Israel produces a wide variety of matzah types to suit different traditions, kosher standards, and dietary needs:

  1. Regular Matzah – Machine-made, thin, and crisp; widely available with top kosher certification.
  2. Shmurah Matzah – Closely supervised from harvest; made by hand or machine; preferred for the Seder.
  3. Handmade Matzah – Traditional, thicker, and rougher; rolled and baked by hand.
  4. Soft Matzah – Resembling thin pita; handmade and common in Middle Eastern traditions.
  5. Special-Flour Matzah – Made from spelt, whole wheat, or other grains for health-conscious consumers.
  6. Gluten-Free Matzah – Made from non-wheat flours like potato or rice; suitable for gluten sensitivities.
  7. Egg Matzah – Softer and easier to eat; used mainly by children or the elderly, but not for the Seder.

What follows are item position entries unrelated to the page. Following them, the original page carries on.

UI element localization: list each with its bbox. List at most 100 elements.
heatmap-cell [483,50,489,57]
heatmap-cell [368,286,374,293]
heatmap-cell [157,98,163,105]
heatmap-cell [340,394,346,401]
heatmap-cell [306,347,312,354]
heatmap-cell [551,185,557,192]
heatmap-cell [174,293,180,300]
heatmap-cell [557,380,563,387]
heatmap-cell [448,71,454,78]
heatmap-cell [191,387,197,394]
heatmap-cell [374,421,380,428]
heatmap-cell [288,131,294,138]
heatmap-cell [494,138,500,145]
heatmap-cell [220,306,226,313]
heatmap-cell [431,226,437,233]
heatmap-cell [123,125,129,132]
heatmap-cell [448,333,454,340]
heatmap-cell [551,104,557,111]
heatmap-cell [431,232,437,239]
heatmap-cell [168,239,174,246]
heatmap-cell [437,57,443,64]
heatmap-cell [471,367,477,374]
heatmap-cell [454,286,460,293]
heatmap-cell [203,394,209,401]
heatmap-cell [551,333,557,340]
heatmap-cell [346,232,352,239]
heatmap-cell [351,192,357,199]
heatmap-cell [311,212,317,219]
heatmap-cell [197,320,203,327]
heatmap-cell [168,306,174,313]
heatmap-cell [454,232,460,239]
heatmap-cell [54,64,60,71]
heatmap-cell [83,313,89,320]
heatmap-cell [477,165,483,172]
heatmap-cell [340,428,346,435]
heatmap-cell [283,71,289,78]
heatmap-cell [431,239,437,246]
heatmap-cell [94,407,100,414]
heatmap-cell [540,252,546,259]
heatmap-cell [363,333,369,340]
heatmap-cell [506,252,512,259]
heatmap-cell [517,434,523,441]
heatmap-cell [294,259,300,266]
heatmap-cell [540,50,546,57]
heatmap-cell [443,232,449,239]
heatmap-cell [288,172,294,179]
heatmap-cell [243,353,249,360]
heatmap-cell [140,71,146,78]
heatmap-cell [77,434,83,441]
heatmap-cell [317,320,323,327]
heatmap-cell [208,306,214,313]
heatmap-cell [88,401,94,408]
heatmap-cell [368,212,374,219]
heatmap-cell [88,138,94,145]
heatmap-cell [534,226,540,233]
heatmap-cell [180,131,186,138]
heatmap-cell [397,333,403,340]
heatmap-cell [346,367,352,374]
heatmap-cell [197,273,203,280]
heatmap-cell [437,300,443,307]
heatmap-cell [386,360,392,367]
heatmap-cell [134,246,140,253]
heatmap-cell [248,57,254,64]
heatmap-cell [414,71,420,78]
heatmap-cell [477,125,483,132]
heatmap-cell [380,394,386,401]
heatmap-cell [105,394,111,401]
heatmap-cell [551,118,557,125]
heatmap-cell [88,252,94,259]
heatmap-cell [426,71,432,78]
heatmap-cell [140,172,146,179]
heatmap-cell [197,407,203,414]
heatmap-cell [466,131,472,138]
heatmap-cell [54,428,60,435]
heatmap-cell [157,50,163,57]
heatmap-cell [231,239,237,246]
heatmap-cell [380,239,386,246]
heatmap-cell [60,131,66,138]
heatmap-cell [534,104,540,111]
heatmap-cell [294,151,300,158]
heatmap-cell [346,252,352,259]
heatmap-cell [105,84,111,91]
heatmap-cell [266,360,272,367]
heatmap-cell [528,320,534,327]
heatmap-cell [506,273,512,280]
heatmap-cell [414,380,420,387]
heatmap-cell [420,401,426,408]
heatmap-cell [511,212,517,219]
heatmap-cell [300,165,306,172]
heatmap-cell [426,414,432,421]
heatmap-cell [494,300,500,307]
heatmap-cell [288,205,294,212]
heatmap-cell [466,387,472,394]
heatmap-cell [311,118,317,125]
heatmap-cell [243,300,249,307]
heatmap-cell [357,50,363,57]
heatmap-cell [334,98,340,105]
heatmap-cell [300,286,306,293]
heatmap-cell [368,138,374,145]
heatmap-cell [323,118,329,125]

Visit the World’s Largest Shmurah Matzah Bakery

To watch the baking of handmade shmurah matzah is a fascinating experience – the finished product must be completed within an 18 minute window. Most of the shnurah matzah bakeries are small, privately-owned establishments which do not allow visitors. However, it is possible to visit the matzah bakery in Kfar Chabad, near Ben Gurion Airport in the center of Israel, which claims to be the largest shmurah matzah bakery in the world. The shmurah matzot that are baked in Kfar Chabad are distributed within Israel and around the world.

The entire process of matzah production—from the moment the flour comes into contact with water until baking—is carried out exclusively by hand, without any mechanical devices. Due to the strict standards upheld by the bakery, the taste and familiar aroma of its matzot are probably the closest to those that the Israelites baked in haste during their exodus from Egypt.

Even before the flour comes into contact with water, the wheat is carefully guarded to ensure it does not absorb moisture. The most stringent adherents of Jewish law harvest the wheat on hot, dry days to eliminate any risk of dampness, which could lead to fermentation.

From the moment the flour is mixed with water, through kneading, shaping, rolling, cutting, and baking, the entire process must not exceed 18 minutes. The dedicated workers operate with precision and speed, moving seamlessly from station to station in an efficient assembly line of hand labor—from shaping the matzot to hanging them on baking poles and placing them in the open fire oven.

There is no charge or requirement to pre-register to view this unique baking process from the observation deck. Guided tours for groups are available with pre-registration and for a fee

Matzah-baking workshops at Israel’s heritage sites

Ahead of Passover, the Israel Ministry of Heritage and the Council for the Preservation of Heritage Sites offers families and tourists an opportunity to partake in free matzah-baking workshops at heritage sites around the country.

The heritage sites include, among others, the Founders’ Museum in Sderot, the Gush Etzion Heritage Center; Beit She'an Museum; Safed (Tzfat), sites in the Jewish Quarter of Jerusalem and several other locations around Israel.